En tant que travailleur social, travaillant dans le domaine de la santé mentale, et aussi comme un artiste autochtone contemporaine, j'ai combiné les deux professions pour créer un "art pour la guérison" dans programme qui permet aux femmes Aborigines de Torres Strait Islander avec qui je travaille d'être en mesure d'explorer leurs expériences de violence, de douleur, de perte et d'autres traumatismes à travers la pratique de l'art. La raison pour laquelle je l'appelle "l'art pour la guérison" plutôt que l'art-thérapie est que j'utilise des moyens culturellement appropriés qui me permettent de m'engager avec les clientes dans le processus par une approche non directive.
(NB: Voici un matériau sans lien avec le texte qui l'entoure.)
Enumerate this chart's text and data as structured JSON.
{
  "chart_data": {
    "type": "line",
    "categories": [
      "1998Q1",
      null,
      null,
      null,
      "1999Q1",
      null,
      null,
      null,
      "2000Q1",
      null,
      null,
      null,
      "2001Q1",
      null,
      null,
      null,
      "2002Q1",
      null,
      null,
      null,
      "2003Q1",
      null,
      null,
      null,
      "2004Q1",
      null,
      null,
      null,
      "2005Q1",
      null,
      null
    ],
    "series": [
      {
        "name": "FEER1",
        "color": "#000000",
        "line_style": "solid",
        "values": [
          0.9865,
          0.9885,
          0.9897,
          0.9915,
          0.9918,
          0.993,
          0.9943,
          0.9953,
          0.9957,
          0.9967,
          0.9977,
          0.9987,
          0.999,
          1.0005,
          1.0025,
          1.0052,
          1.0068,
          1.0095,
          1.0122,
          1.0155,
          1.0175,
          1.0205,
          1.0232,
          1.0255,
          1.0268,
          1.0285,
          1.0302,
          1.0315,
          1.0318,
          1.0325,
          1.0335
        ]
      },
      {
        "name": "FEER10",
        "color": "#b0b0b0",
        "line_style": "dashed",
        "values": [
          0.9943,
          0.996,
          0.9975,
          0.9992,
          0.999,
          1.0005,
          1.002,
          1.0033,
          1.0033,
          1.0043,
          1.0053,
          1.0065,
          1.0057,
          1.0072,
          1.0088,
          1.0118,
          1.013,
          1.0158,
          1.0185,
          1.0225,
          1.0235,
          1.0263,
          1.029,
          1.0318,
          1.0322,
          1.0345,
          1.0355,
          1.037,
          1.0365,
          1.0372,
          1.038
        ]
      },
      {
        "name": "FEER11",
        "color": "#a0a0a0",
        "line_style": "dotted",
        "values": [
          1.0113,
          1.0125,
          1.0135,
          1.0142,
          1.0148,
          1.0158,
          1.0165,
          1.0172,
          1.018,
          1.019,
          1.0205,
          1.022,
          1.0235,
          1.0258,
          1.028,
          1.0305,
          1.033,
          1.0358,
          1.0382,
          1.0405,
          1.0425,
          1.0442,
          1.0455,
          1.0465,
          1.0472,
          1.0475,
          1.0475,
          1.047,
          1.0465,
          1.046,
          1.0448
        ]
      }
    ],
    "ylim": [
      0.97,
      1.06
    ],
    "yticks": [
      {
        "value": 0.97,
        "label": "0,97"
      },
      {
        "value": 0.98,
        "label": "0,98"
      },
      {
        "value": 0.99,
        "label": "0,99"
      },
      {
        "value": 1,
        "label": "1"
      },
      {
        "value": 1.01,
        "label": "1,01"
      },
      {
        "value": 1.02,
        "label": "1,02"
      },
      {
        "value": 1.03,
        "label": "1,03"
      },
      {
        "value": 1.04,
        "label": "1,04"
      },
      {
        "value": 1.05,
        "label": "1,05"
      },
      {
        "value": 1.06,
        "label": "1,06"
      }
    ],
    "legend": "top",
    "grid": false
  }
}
Ceci permet aux femmes du le groupe d'être capable d'exprimer librement leurs expériences plutôt que d'être régie par moi. 

Au départ, seule une femme assistait à l'atelier d'art pour la guérison, mais maintenant, il ya généralement entre 10 et 15 femmes qui le fréquentent régulièrement. Les femmes peignent, font du modelage, des croquis, s'occupent des sacs pour les mener hors de calicot (ces sacs sont fabriqués par le personnel NWQPHC, une organisation indigène de premiers soins de santé à Mount Isa) pour les donner au ministère de la Sécurité de l'enfant (l'idée derrière ceci était pour les femmes de faire les sacs et les remplir avec des choses spéciales faites à la maison pour les donner à leurs enfants qui ont été enlevés en raison de diverses questions de sécurité et les préoccupations des enfants) et jouissent généralement d'être un espace dans lequel ils sont capables de simplement «être ». 

Pour faciliter un tel programme il m'a fallu faire un long chemin personnel et professionnel, car bien que nous sommes toutes des autochtones, nous provenons de différents pays et nos expériences semblent être les mêmes, "comment faire face à ces questions" est unique à chaque femme. Certaines participantes sont dépendantes aux drogues et à l'alcool, certaines vivent sur le lit du fleuve et sont sans-abri, et certaines y assistent parce qu'elles sont sanctionnés par les tribunaux. La majorité des femmes qui se présentent ont eu leurs enfants retirés de leurs soins. Et certaines y assistent parce qu'elles ont besoin d'être autour d'autres femmes ayant une expérience à partager. L'utilisation de l'art encourage ces femmes à s'engager et le aide à traverser leurs crises à travers la créativité, c'est une source d'inspiration. Ceci leur permet de renforcer leurs capacités et ainsi d'accéder à des niveaux plus élevés de confiance en soi.

L'objectif est d'avoir une exposition d'art, ouverte tout les jours et de publier éventuellement un livre qui présente les femmes comme des artistes, qui se sont déplacés d'un lieu de grandes douleurs et des troubles pour en arriver à l'endroit où elles sont maintenant, pacifique. Des femmes à qui peuvent être fières. À la fin de la journée, ce qui est important c'est que nous sommes toutes ensemble dans la guérison des femmes. Les ateliers ont fleuri dans un ensemble d'approche communautaire pour la guérison des femmes à travers la pratique artistique, l'alimentation, le partage et surtout des rires.